The number of liturgical traditions is as numerous as there congregations that follow the liturgy. Processionals, incense, chanting, chasubles and the like are often considered “high church” because of the feel they have, the close association with the historic roots of the liturgy. However, they are by no means the only traditions you might have. Taking food collections during the service, choirs, imposition of ashes, candles, and all sorts of other practices are found in churches around the world.
These traditions and practices serve an important function. Liturgically savvy pastors and congregations look at what the liturgy is doing and look for new ways to drive the point home. I’ll say again, the liturgy is the best teaching tool the church has short of the Bible itself. Every Sunday, we gather together in worship and every Sunday God is giving us a new lesson in how to be His people. Many make the mistake of thinking the liturgy is just something we say when we are there for the service. Unfortunately, a liturgy that is merely said is a liturgy that is missing the mark and that usually isn’t the fault of the liturgy. The liturgy isn’t just said, it is done.

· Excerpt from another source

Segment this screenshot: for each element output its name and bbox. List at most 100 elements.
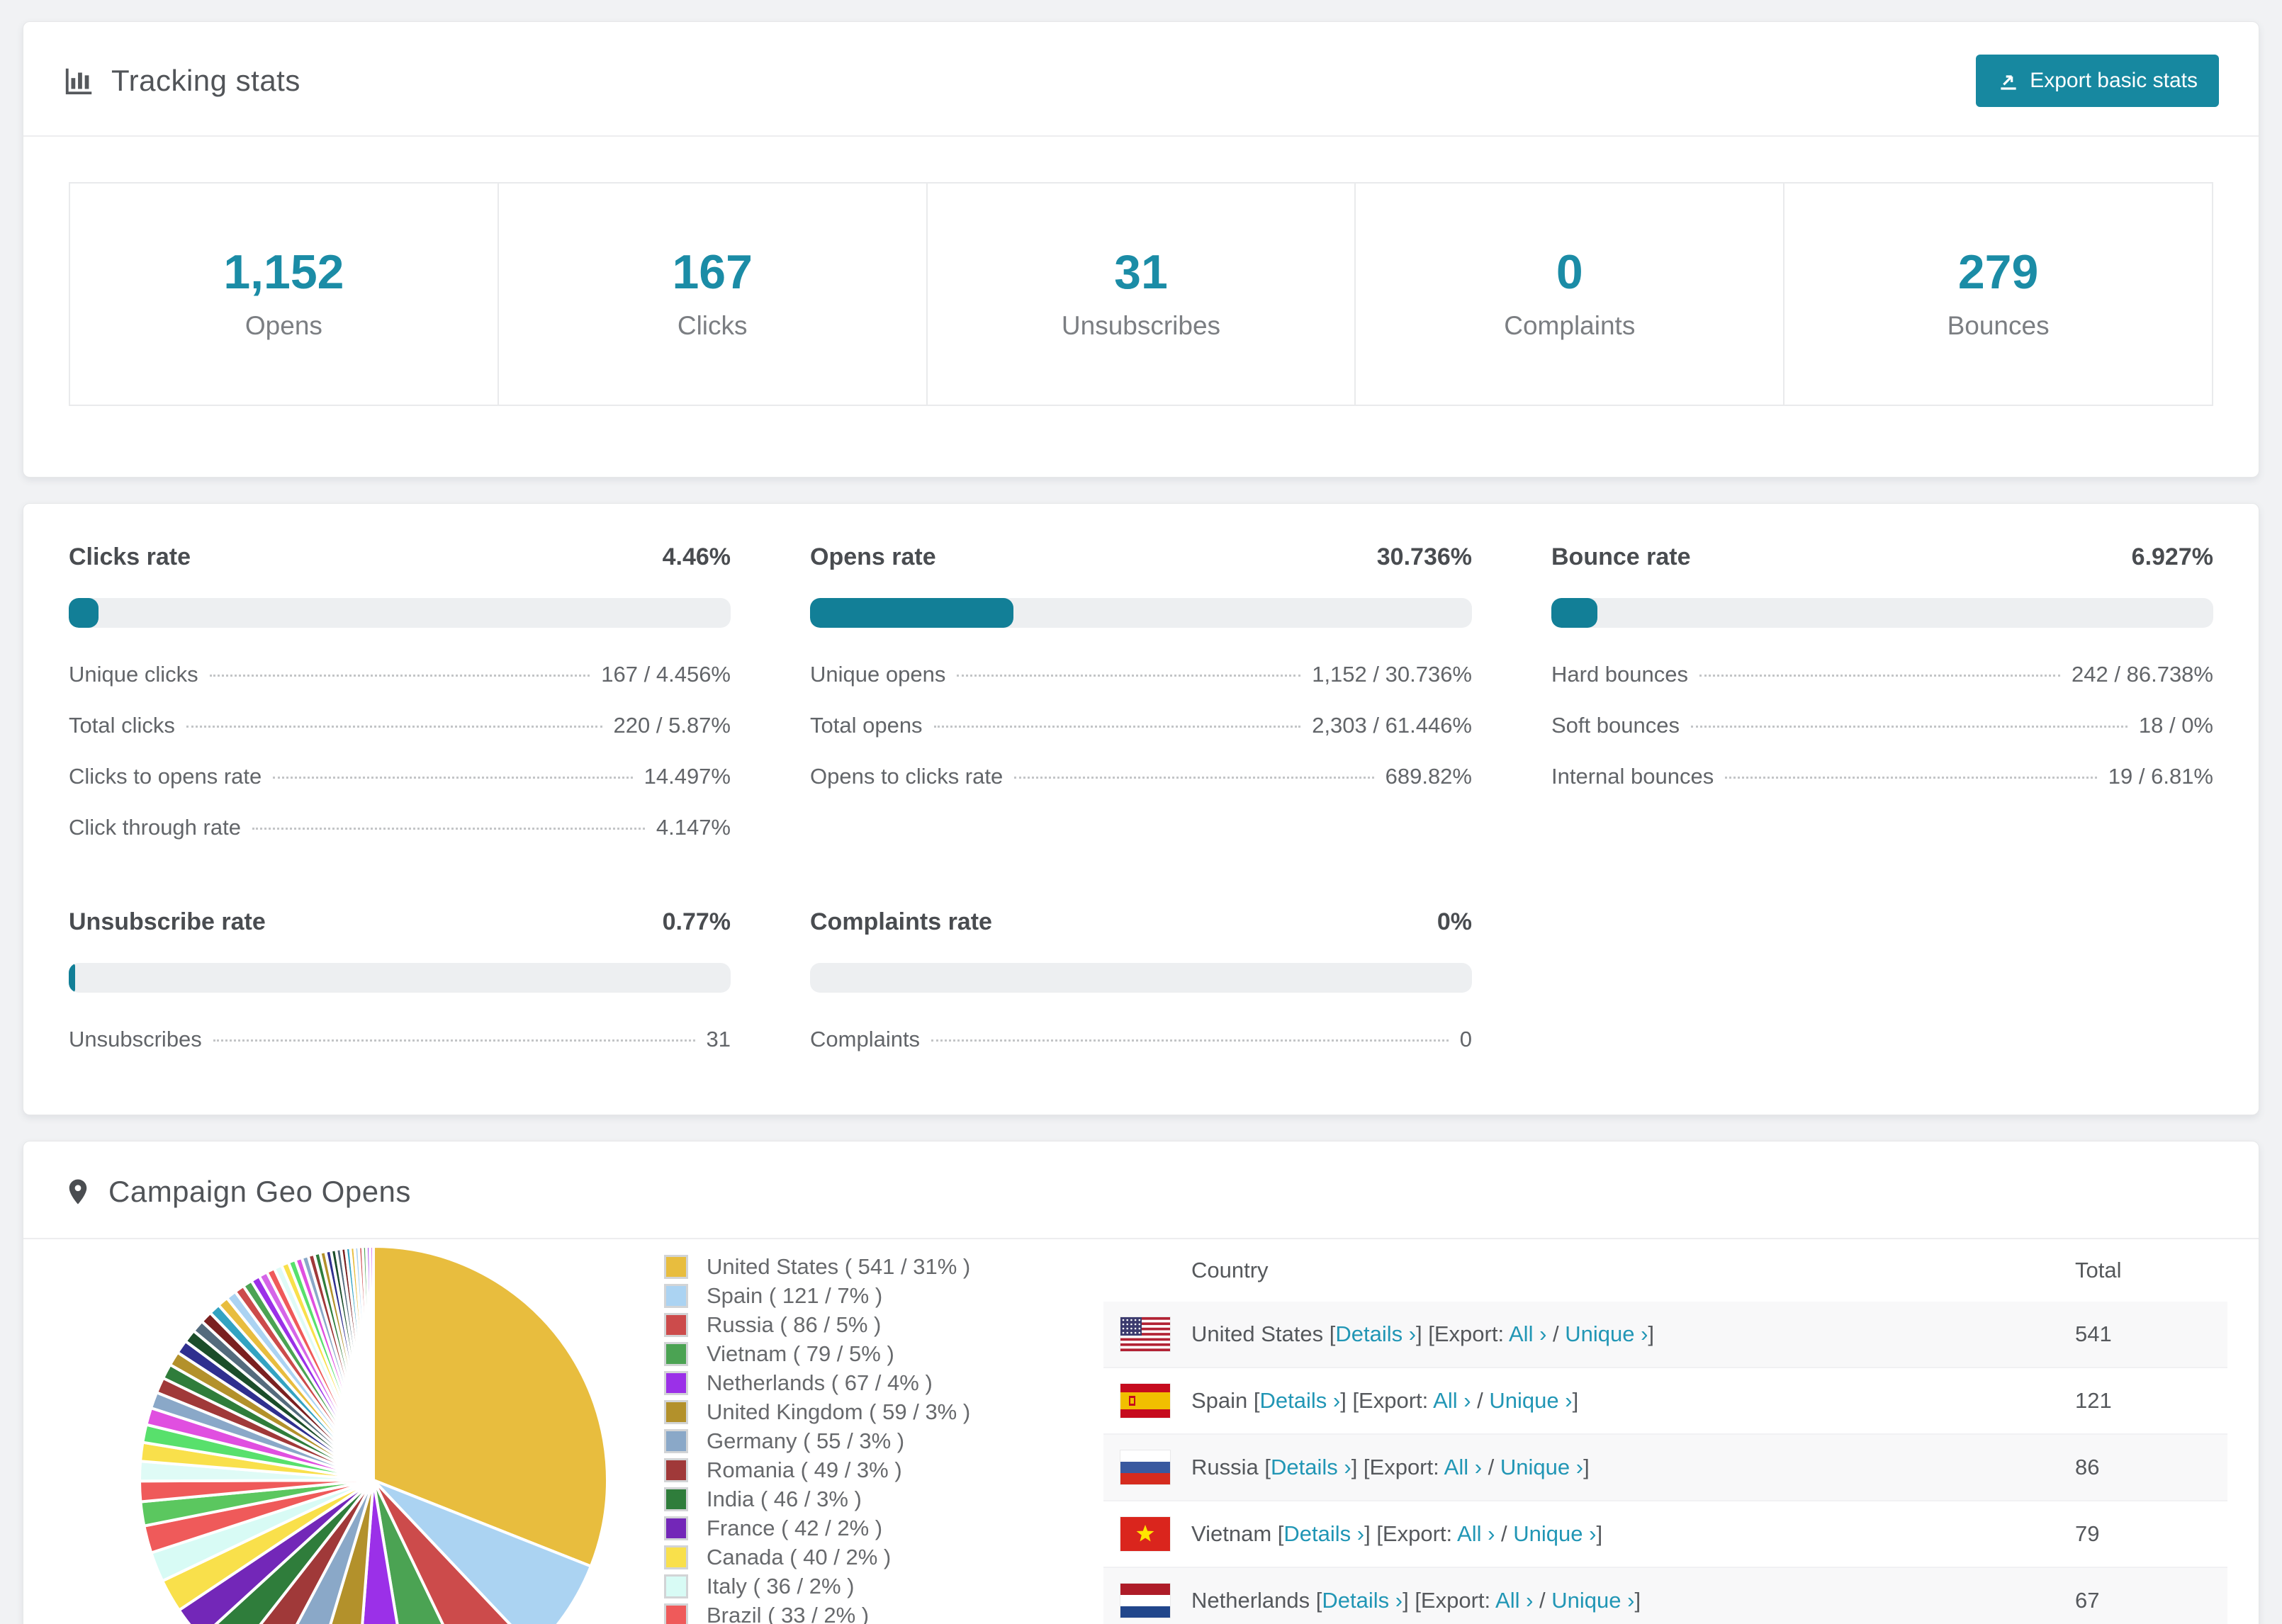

Now, don’t misunderstand. It’s not that saying the words of the liturgy is worthless, far from it. What I mean is that we need to see that the very words we speak are actually doing something. We confess the Creed and we make a public declaration of who the true God is. We need mercy, and so God gives us the words to speak to focus our attention on humbling ourselves before our Creator. We need encouragement and direction in our prayer life, so God gives us the opportunity to pray and a structure to guide us as we do it. We, as creatures, are created to praise our Creator, and so God gives us words such as alleluia that are reserved specifically for praising Him.
We learn a great deal if we think of the liturgy as a learning experience and not just as something that we need to mark off on our weekly checklist. Practices such as processionals, choirs, or alleluia banners are not meant to replace the various parts of the liturgy, because they all fill important functions right where they are. These practices are meant to give us new ways to consider what the liturgy is doing and, more importantly, that the liturgy is not just something we do for God, but that God is using the liturgy to do something to us.
There’s always the concern that some practice or other may not really work with a particular congregation. Not everyone responds to everything the same way. But, we must be careful not drop things just because they don’t make sense right away. God does many things in history that are clear and obvious. He also does many things that can only be understood with a concerted effort to delve into them. Both are beneficial, but they work in different ways. Some are for new Christians who, like toddlers, are just learning the basics of how to walk the Christian walk. Others are for those who already have the fundamentals but need something with a little more meat to help them continue to grow. The liturgy and the various practices associated with it are no different. Some will resonate with where you are at in your life of discipleship, some may not. Some will be meaningful one day, while others may connect better the next. They are all opportunities given to grow as God’s people as we learn from Him who we are and how we are to live in this world. For Lent, we put away our alleluias to help direct our attention on why our Savior came to die. Now that He has triumphed, we turn to our need to praise Him for all that He has done for us and we reflect on how it is only through His death and resurrection that we have life.
What sort of liturgical practices does your congregation have? What do you think they are trying to do?